JC - O senhor acredita que essa conduta das autoridades tende a ser revista, já que houve uma reação da sociedade à violência institucional?

Gomes - Acredito que tende a mudar, porque agora os políticos perceberam que o povo tem uma capacidade incrível de reunião. Aqueles dois milhões de pessoas do dia 20 de junho de 2013 assustaram todos os políticos. Portanto, sabem agora que, se a população quiser, ela se mobiliza e é capaz de pressionar. 

JC - O que acha de pontos discutidos pela sociedade para uma possível reforma política, como a cláusula de barreira, o voto distrital e o voto em lista?

Gomes - Eu sou favorável, por exemplo, ao fim das coligações, à cláusula de barreira com, no mínimo, 5% de votos para o partido para que eleja parlamentares no Congresso. Também defendo o fim do financiamento empresarial das campanhas e o fim do suplente de senador, que é uma coisa que só existe no Brasil. Várias coisas têm que mudar, mas agora, paralelamente ao que se deve cortar, há pontos que precisamos construir, como o recall, que é a possibilidade de “deseleger” um político do cargo eletivo antes do final de seu mandato, no caso de se tratar de um elemento desonesto ou incompetente.

JC - Em relação ao financiamento de campanhas, em sua opinião, que sistema seria o mais adequado para coibir esse compromisso de políticos eleitos com doadores empresariais?

Gomes - O financiamento público de campanha como é hoje não está mal. Com o fundo de participação de cada partido, está perfeito. Pode-se regulamentar o financiamento particular, por pessoa física, limitando um teto de, no máximo, R$ 1 mil. Essa doação seria feita no banco e identificada. Acho isso válido, porque se o eleitor gosta de determinado candidato, pode doar R$ 500,00, por exemplo. O Fundo Partidário só cobre algumas despesas.

JC - No caso de mecanismos já utilizados pela nossa democracia para consultar a população, como o plebiscito e o referendo, o que o senhor pensa a respeito? Eles seriam indicados para a reforma política?

Gomes - O melhor é que a reforma política seja feita pelo Congresso Nacional, por lei ou por emenda constitucional, quando houver necessidade dessa alternativa, mas é bom que o próprio político a faça. Agora, um ponto ou outro que fique controvertido, por exemplo, em relação à reeleição no Legislativo pode ser perguntado ao povo em um plebiscito. No caso do referendo, sou contra, porque existe um risco enorme de o político aprovar um determinado texto e colocá-lo em consulta para a população. Porque se as pessoas votam contra a proposta, ela é rejeitada integralmente. Não é como o veto presidencial, que tem a possibilidade de bloquear apenas alguns pontos em relação aos quais não há concordância, podendo-se deixar passar o restante. 

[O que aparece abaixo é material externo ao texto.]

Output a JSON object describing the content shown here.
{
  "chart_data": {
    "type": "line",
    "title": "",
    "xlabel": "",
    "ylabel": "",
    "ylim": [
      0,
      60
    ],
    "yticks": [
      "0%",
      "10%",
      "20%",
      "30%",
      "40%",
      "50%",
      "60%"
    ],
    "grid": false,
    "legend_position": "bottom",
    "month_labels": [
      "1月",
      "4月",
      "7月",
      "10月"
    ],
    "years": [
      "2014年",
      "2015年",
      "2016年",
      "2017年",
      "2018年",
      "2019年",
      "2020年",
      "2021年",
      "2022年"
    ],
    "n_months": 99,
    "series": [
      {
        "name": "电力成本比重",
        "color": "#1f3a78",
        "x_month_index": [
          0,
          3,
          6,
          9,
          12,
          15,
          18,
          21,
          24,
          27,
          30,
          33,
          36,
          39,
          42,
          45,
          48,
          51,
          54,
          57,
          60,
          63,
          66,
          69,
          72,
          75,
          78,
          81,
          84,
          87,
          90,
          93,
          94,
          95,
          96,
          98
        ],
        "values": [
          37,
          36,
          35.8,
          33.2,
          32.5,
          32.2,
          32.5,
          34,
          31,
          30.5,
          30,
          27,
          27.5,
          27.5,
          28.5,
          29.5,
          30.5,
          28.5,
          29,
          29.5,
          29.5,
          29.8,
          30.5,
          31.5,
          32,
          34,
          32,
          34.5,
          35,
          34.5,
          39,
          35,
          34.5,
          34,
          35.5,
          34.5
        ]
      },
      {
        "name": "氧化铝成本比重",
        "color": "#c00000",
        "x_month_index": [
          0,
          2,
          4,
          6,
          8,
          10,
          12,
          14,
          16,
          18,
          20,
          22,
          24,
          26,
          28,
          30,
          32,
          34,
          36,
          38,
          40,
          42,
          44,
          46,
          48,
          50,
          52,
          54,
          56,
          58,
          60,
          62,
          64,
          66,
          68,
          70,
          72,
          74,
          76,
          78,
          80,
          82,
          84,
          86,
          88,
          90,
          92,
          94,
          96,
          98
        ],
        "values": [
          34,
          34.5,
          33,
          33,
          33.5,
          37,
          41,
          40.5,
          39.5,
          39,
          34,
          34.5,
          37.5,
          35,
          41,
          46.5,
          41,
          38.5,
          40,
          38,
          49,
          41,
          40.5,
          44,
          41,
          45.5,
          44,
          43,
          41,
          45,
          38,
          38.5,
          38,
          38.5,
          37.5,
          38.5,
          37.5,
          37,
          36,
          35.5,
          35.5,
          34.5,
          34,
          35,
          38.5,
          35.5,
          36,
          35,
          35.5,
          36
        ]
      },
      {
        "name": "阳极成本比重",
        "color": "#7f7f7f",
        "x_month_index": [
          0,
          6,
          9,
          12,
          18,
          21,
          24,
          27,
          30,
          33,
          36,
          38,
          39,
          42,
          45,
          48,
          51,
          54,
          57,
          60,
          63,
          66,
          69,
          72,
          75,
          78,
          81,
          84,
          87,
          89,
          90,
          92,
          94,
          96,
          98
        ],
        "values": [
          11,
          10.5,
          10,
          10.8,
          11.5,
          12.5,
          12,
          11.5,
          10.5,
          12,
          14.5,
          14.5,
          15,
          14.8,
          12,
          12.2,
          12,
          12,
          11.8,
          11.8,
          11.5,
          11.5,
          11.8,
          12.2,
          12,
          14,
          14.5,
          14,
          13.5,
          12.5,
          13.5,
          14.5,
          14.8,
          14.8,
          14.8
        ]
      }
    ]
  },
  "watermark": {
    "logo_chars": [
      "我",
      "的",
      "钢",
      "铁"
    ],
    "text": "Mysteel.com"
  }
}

JC - Ampliar a participação popular não seria também uma forma de estimular a vigilância da população em relação a seus governantes? Como se pode ampliá-la?

Gomes - Acredito que a democracia direta digital seria muito importante, já que seria um fórum cidadão onde todos nós, devidamente inscritos e certificados, poderíamos responsavelmente discutir projetos, atos e contratos firmados pelo poder público. Temos exemplos disso na Argentina, onde a população já pode vigiar projetos do governo. 

JC - A lei anticorrupção empresarial entrou em vigor neste ano. O senhor acredita que é dada a correta atenção a empresas que participam de atos ilícitos?

Gomes - Ela trouxe bons mecanismos, embora não tenha sido regulamentada, o que faz com que sua efetividade ainda não tenha se concretizado. Ela traz bons mecanismos de controle. Nas democracias corruptas, como o Brasil, a palavra “controle” é muito relevante, porém isso não pode ser exercido por um único órgão, pois muitos precisam vigiar a conduta das empresas. Então, a Polícia Federal, o Conselho de Controle de Atividades Financeiras (Coaf), o Ministério Público, e inclusive a mídia, todos precisam exercer esse controle.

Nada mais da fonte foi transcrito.